Ty stared at the address. So that was why Mick wanted to meet up in this part of the state. He glanced at Mick. A little too much liquid courage could be a bad thing. Pulling out his phone, he hesitated before putting the address into the GPS.

Mick hadn’t mentioned anything about visiting the Boltons. But if his behavior that evening had taught Ty anything, it was that Mick needed someone who would accept him unconditionally. Hopefully, the Boltons were those kind of people.

He tucked the letter back into the stack and zipped the duffle closed. It was only ten o’clock. It wouldn’t be too late to drop in on a Friday night, would it? Then Ty could move on to the next town over and get ready to start his job at the auto repair shop.

Ty climbed into the truck and glanced in the rearview mirror. He ran his hand over the close-cut army hairstyle he’d grown to love, the blond hair almost disappearing against the back of his head. Mick might have let himself go, but Ty knew better. A man could only be respected if he acted the part.

He shoved the key into the ignition and the truck purred to life. A smile crossed his lips. Perfect. Placing his hand on the seat beside him, he glanced over his shoulder as he backed out of the parking space. He pulled onto the road and headed down the highway. Bolton Farms was only five miles away. Ty would get there in no time. And maybe they’d let him stay the night so he wouldn’t have to find a motel at this hour.

Spotlights lit up a sign for Bolton Farms. He craned his neck as he drove under it and whistled. This must be one of those nice ranches. One of those places rich folks visit to pretend they’re cowboys. He’d never been to a ranch before, but who would want to hang around animals all day long if you had the money to do something else?

His truck bumped over the dirt road as it twisted toward the property. Shadows of trees on the perimeter of the road swayed as he passed. His headlights flashed on one of the largest homes he’d ever seen in his life. Who were these people?

Mick hadn’t stirred since Ty had tossed him in the back. He’d be surprised when he woke up surrounded by a family he claimed he didn’t have. Ty smirked. All Mick needed was a place he could call home.

Ty didn’t need one, but Mick sure as heck did. It didn’t matter that Mick had no clue about Ty’s struggles with his own family. Ty had a handle on it.

He put the truck into park and walked around to the back. Mick was still out. Maybe a nice bucket of cold water would fix that. Ty’s eyes roved the property. This was a ranch, there ought to be a bucket somewhere. He glanced at Mick. Then again, the family inside that nice big house wouldn’t like a soaking wet visitor to come in and mess everything up. Ty’s mother would have thrown a fit.

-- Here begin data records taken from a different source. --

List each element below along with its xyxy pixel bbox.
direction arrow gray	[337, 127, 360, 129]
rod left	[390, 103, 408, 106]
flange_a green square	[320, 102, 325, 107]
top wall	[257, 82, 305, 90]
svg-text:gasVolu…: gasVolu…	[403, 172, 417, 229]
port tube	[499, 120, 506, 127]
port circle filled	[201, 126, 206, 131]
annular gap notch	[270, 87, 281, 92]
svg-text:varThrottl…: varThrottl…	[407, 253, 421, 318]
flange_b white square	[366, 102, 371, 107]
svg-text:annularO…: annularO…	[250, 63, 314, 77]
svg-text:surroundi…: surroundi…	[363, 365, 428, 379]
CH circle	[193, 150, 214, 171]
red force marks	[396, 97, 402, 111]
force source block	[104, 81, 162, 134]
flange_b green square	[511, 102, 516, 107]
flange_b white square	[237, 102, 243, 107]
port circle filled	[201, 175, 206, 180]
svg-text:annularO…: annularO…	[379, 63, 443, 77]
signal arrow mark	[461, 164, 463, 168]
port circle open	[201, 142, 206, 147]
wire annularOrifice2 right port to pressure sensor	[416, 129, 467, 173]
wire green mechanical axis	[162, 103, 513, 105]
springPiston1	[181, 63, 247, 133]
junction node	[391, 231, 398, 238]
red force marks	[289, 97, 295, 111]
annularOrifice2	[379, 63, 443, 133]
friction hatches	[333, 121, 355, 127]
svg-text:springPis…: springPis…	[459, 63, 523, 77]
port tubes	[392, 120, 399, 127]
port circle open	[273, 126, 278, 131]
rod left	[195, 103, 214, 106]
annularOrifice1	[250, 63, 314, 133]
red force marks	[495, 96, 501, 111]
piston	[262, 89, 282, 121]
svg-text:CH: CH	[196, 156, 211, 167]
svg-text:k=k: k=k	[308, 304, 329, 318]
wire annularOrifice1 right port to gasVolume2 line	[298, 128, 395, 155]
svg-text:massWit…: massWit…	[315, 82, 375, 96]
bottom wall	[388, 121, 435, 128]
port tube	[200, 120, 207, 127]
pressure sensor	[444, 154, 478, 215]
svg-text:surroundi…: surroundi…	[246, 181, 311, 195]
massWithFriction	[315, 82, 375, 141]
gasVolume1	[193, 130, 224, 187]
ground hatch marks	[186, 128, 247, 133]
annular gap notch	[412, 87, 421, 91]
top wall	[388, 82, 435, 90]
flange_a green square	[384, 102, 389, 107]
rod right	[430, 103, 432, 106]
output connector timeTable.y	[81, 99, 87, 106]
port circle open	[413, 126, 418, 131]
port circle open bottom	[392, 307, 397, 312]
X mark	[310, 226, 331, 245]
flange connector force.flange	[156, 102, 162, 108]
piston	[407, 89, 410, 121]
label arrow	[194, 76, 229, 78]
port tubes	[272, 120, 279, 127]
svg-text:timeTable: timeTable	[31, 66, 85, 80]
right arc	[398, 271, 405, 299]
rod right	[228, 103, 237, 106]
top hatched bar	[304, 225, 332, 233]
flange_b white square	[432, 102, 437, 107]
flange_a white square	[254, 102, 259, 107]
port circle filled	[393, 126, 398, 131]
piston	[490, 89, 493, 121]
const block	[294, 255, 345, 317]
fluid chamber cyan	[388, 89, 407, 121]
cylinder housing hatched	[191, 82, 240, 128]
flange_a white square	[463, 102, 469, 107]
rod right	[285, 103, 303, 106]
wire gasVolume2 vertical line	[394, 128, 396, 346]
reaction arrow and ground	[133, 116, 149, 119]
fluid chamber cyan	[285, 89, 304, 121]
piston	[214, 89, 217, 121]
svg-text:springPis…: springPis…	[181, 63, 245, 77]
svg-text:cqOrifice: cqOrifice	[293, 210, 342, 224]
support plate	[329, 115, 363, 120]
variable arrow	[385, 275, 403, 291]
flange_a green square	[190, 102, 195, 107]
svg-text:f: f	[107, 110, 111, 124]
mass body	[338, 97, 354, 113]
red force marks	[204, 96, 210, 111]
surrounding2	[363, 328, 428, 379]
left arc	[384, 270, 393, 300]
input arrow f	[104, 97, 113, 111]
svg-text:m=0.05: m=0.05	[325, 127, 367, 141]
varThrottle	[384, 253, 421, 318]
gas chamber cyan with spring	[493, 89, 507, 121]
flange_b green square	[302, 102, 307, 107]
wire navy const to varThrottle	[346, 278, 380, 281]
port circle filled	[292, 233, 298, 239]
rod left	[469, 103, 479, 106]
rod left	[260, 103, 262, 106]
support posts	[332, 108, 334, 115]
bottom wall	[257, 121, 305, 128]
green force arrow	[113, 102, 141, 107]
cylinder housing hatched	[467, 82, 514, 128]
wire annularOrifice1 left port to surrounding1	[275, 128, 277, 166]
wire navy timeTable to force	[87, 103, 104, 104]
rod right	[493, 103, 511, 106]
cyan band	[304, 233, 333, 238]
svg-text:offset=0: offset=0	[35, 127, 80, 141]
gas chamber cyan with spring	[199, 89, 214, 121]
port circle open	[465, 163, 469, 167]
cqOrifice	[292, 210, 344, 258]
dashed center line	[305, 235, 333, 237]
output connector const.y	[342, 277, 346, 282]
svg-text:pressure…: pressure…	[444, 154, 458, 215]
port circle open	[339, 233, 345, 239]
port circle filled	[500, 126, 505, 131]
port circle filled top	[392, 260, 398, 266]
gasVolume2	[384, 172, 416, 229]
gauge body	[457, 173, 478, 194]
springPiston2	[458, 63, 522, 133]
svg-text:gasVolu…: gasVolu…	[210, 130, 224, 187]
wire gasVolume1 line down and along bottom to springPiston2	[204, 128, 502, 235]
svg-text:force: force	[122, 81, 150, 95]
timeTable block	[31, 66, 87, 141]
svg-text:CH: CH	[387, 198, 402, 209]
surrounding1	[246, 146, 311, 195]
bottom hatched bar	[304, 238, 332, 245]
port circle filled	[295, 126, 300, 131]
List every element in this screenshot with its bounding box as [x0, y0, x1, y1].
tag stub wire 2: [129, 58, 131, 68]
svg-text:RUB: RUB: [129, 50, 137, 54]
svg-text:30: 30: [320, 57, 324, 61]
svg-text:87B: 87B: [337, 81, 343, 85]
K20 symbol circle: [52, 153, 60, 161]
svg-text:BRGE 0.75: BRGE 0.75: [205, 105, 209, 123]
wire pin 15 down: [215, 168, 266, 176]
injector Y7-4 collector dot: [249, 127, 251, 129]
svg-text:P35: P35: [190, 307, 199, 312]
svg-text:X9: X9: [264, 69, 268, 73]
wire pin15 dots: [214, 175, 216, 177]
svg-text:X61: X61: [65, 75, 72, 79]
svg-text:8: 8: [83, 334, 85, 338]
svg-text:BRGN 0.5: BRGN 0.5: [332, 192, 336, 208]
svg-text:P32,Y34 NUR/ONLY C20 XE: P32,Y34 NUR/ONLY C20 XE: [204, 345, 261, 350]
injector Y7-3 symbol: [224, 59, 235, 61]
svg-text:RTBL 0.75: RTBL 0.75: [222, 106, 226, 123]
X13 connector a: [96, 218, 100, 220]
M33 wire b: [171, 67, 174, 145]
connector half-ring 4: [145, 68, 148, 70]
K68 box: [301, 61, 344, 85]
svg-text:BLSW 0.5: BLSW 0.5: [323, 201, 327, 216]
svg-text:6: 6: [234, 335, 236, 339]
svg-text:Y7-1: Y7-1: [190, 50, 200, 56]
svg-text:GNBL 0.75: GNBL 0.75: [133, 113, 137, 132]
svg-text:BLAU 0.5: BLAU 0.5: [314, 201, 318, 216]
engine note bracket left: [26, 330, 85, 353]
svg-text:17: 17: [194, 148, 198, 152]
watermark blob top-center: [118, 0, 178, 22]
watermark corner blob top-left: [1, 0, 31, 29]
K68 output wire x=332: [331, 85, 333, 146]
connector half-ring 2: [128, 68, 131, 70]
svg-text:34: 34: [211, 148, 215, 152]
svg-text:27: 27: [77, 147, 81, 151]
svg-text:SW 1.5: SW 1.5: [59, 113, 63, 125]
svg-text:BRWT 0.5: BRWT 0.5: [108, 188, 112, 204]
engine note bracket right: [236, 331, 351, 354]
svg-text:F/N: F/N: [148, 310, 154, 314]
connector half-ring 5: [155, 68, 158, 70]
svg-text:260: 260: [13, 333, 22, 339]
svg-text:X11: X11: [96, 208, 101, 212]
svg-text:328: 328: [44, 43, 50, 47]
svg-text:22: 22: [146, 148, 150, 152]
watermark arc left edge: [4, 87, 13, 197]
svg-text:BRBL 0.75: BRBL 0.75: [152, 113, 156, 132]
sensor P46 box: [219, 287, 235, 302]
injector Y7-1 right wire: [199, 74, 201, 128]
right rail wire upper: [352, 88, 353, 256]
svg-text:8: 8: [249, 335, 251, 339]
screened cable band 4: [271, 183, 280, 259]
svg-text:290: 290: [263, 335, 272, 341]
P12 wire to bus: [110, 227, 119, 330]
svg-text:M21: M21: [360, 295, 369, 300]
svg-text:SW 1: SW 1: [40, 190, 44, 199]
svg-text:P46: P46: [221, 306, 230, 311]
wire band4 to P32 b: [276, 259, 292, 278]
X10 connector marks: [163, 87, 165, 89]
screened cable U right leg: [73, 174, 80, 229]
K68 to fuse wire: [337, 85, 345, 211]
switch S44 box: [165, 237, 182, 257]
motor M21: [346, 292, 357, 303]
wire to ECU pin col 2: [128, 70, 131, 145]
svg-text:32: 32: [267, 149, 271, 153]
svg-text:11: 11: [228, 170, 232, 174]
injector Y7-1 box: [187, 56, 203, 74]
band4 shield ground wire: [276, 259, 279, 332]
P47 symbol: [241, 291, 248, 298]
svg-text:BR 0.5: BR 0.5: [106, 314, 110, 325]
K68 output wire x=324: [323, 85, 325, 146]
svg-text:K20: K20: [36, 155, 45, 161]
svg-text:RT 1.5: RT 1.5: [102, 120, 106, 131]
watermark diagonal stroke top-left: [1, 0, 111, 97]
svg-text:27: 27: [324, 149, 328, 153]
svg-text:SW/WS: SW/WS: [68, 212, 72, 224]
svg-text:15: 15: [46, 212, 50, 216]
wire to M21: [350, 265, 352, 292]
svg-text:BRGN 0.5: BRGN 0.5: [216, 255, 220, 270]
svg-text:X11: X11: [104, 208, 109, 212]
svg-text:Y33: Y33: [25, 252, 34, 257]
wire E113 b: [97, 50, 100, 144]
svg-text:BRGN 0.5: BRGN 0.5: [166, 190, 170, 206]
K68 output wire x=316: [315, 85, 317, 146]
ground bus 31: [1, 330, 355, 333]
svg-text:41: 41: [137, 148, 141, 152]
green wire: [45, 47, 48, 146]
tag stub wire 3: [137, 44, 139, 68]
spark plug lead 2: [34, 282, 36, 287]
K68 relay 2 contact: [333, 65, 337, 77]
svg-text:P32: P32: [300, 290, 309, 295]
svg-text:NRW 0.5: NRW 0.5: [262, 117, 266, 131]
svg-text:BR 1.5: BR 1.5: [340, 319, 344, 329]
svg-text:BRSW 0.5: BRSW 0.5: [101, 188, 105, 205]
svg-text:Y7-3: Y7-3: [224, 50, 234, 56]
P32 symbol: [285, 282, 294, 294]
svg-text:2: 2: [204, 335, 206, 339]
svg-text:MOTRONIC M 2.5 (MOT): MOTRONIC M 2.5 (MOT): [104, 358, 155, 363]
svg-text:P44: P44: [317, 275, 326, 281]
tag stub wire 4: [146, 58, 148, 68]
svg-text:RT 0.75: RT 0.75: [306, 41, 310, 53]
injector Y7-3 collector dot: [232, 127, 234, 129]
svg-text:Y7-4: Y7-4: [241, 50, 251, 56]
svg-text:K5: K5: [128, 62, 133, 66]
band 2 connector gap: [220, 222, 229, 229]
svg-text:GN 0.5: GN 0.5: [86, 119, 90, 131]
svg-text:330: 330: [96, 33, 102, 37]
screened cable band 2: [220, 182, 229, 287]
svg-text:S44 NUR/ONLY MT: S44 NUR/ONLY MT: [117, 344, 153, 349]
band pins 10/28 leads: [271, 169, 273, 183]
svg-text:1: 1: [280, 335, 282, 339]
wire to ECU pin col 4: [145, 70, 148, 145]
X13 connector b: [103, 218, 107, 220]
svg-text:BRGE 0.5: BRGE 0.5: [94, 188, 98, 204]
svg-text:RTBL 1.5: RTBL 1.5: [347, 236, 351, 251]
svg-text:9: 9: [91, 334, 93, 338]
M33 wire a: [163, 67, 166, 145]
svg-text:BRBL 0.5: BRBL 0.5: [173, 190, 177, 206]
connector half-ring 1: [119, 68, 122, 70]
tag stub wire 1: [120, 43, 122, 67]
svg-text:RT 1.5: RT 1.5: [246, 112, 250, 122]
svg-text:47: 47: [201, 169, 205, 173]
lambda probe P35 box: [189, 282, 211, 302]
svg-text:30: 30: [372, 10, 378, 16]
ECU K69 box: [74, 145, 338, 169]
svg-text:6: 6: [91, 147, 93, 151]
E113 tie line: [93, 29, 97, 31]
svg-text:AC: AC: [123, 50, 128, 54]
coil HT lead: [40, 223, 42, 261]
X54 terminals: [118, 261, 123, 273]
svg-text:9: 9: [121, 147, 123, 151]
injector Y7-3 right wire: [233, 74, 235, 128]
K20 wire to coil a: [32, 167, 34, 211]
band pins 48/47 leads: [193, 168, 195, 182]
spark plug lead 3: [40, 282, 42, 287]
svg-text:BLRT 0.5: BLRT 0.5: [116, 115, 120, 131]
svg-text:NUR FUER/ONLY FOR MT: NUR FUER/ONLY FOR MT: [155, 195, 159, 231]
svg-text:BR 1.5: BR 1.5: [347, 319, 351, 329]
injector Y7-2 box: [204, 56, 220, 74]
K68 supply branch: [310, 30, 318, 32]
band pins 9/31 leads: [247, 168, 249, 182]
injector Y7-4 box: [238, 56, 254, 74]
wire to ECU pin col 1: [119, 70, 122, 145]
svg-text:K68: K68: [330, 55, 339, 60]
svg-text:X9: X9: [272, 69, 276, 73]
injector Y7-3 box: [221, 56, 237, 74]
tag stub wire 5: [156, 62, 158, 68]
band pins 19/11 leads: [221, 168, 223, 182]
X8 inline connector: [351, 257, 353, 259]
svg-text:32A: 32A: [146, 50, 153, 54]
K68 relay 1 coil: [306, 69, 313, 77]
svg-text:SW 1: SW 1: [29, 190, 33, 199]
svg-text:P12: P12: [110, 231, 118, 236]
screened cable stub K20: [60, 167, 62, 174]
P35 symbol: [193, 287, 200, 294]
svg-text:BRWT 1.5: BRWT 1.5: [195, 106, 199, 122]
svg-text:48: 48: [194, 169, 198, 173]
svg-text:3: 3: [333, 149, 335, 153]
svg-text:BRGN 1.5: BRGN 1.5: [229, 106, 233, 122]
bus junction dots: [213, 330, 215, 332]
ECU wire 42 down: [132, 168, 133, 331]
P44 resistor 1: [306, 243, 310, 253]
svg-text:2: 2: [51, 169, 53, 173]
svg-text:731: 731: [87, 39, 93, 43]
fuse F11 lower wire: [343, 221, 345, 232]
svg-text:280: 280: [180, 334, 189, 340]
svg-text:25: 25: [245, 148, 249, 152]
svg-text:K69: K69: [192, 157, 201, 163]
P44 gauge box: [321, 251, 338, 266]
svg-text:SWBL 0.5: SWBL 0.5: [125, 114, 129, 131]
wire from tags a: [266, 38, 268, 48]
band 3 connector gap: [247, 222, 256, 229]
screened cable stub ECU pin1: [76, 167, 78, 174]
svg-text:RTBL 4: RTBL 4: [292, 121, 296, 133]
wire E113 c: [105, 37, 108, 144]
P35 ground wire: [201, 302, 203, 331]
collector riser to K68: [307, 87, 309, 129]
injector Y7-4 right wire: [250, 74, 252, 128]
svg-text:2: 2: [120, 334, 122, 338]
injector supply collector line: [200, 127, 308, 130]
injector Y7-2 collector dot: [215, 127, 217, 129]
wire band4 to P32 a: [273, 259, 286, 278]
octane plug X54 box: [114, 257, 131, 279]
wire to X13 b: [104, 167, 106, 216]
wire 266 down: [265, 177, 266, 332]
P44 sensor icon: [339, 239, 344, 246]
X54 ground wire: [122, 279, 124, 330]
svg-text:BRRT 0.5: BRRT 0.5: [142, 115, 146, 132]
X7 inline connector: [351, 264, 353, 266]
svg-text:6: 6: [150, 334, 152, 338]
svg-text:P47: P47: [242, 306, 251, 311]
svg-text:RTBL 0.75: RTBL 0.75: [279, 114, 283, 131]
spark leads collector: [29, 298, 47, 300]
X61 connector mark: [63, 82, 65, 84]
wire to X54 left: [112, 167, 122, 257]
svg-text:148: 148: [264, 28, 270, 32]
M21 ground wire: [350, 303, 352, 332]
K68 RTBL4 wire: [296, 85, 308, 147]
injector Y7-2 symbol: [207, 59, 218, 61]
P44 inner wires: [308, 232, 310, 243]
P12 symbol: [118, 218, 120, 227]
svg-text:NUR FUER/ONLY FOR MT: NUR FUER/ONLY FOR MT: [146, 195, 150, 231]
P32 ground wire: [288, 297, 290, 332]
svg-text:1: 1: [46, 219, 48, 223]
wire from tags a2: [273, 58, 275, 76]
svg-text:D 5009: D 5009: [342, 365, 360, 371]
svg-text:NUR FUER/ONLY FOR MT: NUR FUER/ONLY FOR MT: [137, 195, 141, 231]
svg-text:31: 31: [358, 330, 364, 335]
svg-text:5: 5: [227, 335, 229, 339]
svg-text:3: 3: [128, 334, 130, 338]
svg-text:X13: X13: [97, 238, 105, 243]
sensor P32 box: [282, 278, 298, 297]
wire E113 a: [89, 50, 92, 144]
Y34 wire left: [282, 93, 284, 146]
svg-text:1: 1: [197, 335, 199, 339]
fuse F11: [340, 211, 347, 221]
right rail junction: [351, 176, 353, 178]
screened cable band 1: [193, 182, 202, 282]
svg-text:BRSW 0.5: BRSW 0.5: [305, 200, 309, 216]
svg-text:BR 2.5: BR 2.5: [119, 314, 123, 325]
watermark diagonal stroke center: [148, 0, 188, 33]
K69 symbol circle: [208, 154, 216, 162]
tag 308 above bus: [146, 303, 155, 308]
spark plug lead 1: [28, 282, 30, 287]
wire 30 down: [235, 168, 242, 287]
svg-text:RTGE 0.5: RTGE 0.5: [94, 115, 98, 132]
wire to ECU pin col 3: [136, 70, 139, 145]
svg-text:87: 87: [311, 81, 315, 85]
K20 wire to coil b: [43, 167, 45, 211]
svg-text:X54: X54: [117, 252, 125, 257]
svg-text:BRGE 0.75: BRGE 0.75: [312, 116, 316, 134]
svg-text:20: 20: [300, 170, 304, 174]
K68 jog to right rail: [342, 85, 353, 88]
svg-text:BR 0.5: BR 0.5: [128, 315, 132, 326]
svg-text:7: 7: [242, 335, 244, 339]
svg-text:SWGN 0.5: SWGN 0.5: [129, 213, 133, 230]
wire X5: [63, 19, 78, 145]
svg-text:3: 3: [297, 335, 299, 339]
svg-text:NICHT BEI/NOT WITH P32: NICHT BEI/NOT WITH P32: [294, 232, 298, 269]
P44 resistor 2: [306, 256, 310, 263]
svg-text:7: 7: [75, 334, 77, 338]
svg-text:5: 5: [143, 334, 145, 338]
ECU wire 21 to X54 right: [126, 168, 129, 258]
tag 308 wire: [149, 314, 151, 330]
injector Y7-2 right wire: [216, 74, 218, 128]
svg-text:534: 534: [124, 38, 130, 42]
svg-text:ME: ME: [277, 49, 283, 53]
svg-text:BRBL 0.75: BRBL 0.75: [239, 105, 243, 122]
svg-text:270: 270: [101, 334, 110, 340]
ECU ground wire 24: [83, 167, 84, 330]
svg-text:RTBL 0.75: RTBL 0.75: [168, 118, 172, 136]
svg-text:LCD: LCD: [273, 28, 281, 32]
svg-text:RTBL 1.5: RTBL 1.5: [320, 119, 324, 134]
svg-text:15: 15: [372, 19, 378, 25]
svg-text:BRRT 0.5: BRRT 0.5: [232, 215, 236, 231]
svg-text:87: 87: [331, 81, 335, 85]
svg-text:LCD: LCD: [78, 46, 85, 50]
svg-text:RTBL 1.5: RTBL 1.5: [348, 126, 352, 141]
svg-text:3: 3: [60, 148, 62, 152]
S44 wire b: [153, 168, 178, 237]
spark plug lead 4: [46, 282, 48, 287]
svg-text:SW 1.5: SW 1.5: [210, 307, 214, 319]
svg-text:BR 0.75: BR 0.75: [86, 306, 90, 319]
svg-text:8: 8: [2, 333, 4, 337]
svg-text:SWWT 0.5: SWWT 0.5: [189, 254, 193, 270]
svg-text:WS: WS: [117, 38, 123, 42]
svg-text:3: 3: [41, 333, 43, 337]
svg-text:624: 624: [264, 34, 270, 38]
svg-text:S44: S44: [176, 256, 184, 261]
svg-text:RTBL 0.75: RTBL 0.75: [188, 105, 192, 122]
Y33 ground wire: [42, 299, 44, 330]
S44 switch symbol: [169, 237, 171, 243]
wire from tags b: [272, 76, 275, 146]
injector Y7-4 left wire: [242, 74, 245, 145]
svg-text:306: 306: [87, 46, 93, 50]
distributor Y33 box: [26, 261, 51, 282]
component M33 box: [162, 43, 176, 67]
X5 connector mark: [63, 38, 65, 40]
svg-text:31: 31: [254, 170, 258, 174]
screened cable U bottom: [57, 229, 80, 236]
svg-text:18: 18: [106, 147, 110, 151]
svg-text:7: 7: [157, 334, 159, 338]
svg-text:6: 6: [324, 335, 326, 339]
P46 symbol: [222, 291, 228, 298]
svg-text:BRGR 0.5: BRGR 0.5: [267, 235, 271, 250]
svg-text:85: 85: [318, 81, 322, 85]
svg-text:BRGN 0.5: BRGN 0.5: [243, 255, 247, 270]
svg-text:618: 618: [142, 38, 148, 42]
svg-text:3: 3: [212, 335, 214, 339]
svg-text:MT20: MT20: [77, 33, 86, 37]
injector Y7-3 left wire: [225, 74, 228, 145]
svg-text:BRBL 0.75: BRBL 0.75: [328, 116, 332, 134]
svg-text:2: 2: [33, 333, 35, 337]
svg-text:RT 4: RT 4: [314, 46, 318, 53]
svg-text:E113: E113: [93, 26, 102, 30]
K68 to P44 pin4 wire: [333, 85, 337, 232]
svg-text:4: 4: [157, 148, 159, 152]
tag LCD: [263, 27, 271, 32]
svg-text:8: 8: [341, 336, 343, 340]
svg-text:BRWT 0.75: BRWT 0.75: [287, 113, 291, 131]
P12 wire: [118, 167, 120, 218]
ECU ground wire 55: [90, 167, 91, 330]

Ty leaned against the tailgate and folded his arms. He could wait for Mick to wake up, but then the possibility of finding a place to stay would be next to none. The lights were off at the big house too. They might not take too kindly to being woken up and having to deal with a couple of inebriated strangers.

His gaze drifted to the large barn a few yards away. What were the chances they could sleep it off in there and meet the family in the morning? That might be the best course of action. Spending the night in a barn wasn’t as bad as some of the places they’ve had to hunker down in.